The actions are also being taken against a backdrop of easier fiscal policy. Across the Eurozone, governments are quietly abandoning fiscal austerity. France gave up the pretence of fiscal rectitude with successive delays to when they can get below the Stability and Growth pact’s sub-3% budget deficit target. Italy’s fiscal stance in 2016 is projected to be 0.7% of GDP, looser than the forecast just 6 months ago. Even Germany expects to miss its balanced budget target next year as it needs to spend to accommodate a refugee influx of around 900,000 in 2015 and 800,000 in 2016.

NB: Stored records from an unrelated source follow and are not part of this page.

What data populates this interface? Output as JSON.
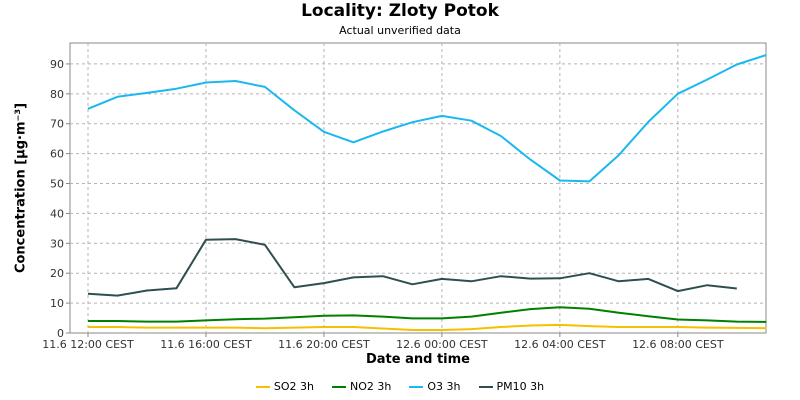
{
  "chart_data": {
    "type": "line",
    "title": "Locality: Zloty Potok",
    "subtitle": "Actual unverified data",
    "xlabel": "Date and time",
    "ylabel": "Concentration [µg·m⁻³]",
    "ylim": [
      0,
      97
    ],
    "y_ticks": [
      0,
      10,
      20,
      30,
      40,
      50,
      60,
      70,
      80,
      90
    ],
    "x_range": [
      0,
      23.6
    ],
    "x_ticks": [
      {
        "x": 0,
        "label": "11.6 12:00 CEST"
      },
      {
        "x": 4,
        "label": "11.6 16:00 CEST"
      },
      {
        "x": 8,
        "label": "11.6 20:00 CEST"
      },
      {
        "x": 12,
        "label": "12.6 00:00 CEST"
      },
      {
        "x": 16,
        "label": "12.6 04:00 CEST"
      },
      {
        "x": 20,
        "label": "12.6 08:00 CEST"
      }
    ],
    "x_unit": "hours since 11.6 12:00 CEST",
    "grid": true,
    "legend_position": "bottom",
    "series": [
      {
        "name": "SO2 3h",
        "color": "#f5c000",
        "x": [
          0,
          1,
          2,
          3,
          4,
          5,
          6,
          7,
          8,
          9,
          10,
          11,
          12,
          13,
          14,
          15,
          16,
          17,
          18,
          19,
          20,
          21,
          22,
          23
        ],
        "values": [
          2,
          2,
          1.8,
          1.8,
          1.8,
          1.8,
          1.6,
          1.8,
          2,
          2,
          1.5,
          1,
          1,
          1.3,
          2,
          2.5,
          2.7,
          2.3,
          2,
          2,
          2,
          1.8,
          1.7,
          1.6
        ]
      },
      {
        "name": "NO2 3h",
        "color": "#008000",
        "x": [
          0,
          1,
          2,
          3,
          4,
          5,
          6,
          7,
          8,
          9,
          10,
          11,
          12,
          13,
          14,
          15,
          16,
          17,
          18,
          19,
          20,
          21,
          22,
          23
        ],
        "values": [
          4,
          4,
          3.8,
          3.8,
          4.2,
          4.6,
          4.8,
          5.3,
          5.8,
          5.9,
          5.5,
          4.9,
          4.9,
          5.5,
          6.8,
          8,
          8.6,
          8.1,
          6.8,
          5.6,
          4.5,
          4.2,
          3.8,
          3.7
        ]
      },
      {
        "name": "O3 3h",
        "color": "#1ab8f0",
        "x": [
          0,
          1,
          2,
          3,
          4,
          5,
          6,
          7,
          8,
          9,
          10,
          11,
          12,
          13,
          14,
          15,
          16,
          17,
          18,
          19,
          20,
          21,
          22,
          23
        ],
        "values": [
          75,
          79,
          80.3,
          81.7,
          83.8,
          84.3,
          82.3,
          74.5,
          67.3,
          63.8,
          67.4,
          70.5,
          72.6,
          71,
          65.9,
          58,
          51,
          50.7,
          59.5,
          70.6,
          80,
          84.8,
          89.8,
          93
        ]
      },
      {
        "name": "PM10 3h",
        "color": "#2f4f4f",
        "x": [
          0,
          1,
          2,
          3,
          4,
          5,
          6,
          7,
          8,
          9,
          10,
          11,
          12,
          13,
          14,
          15,
          16,
          17,
          18,
          19,
          20,
          21,
          22
        ],
        "values": [
          13.1,
          12.5,
          14.2,
          15,
          31.2,
          31.4,
          29.5,
          15.3,
          16.7,
          18.6,
          19,
          16.3,
          18.1,
          17.3,
          19,
          18.2,
          18.3,
          20,
          17.3,
          18.1,
          14,
          16,
          14.9
        ]
      }
    ]
  }
}
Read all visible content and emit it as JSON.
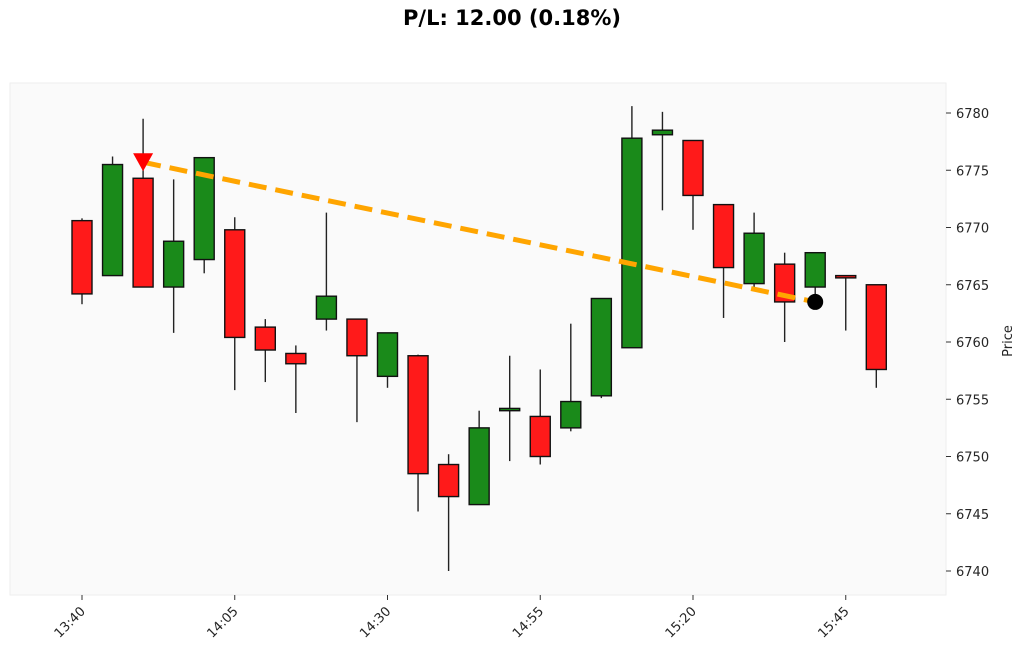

So we note that 2016 will be a year when the ECB remains on the offensive in terms of its willingness to ease, and ease again in order to raise inflation and inflation expectations. In the context of expected Fed rate hikes, divergent central bank policies (Fed hikes versus ECB easing, and projected further easing from the PBoC and BoJ) may raise fresh tensions in financial markets, not least through exchange rates and cross country flows. The ECB’s willingness to ease in the face of fiscal loosening also reflects austerity fatigue across Europe and a re-focus on growth. Growth must rise to bring down leverage; de-leveraging which damages growth will be futile and debt/GDP ratios will rise rather than fall.
All that global easing may be the spark that re-ignites global growth, or may be the spark that re-ignites global inflation. Alternatively, as seen before, QE may go so far as to mostly raise asset prices. But can asset prices keep running ahead of fundamentals? It is a challenge to navigate in a market which is fundamentally expensive but underpinned by extremely strong technical conditions. Our investment process allows us to integrate analysis of such market technicals with proprietary fundamental research and quantitative model signals in order to deliver strong risk adjusted returns.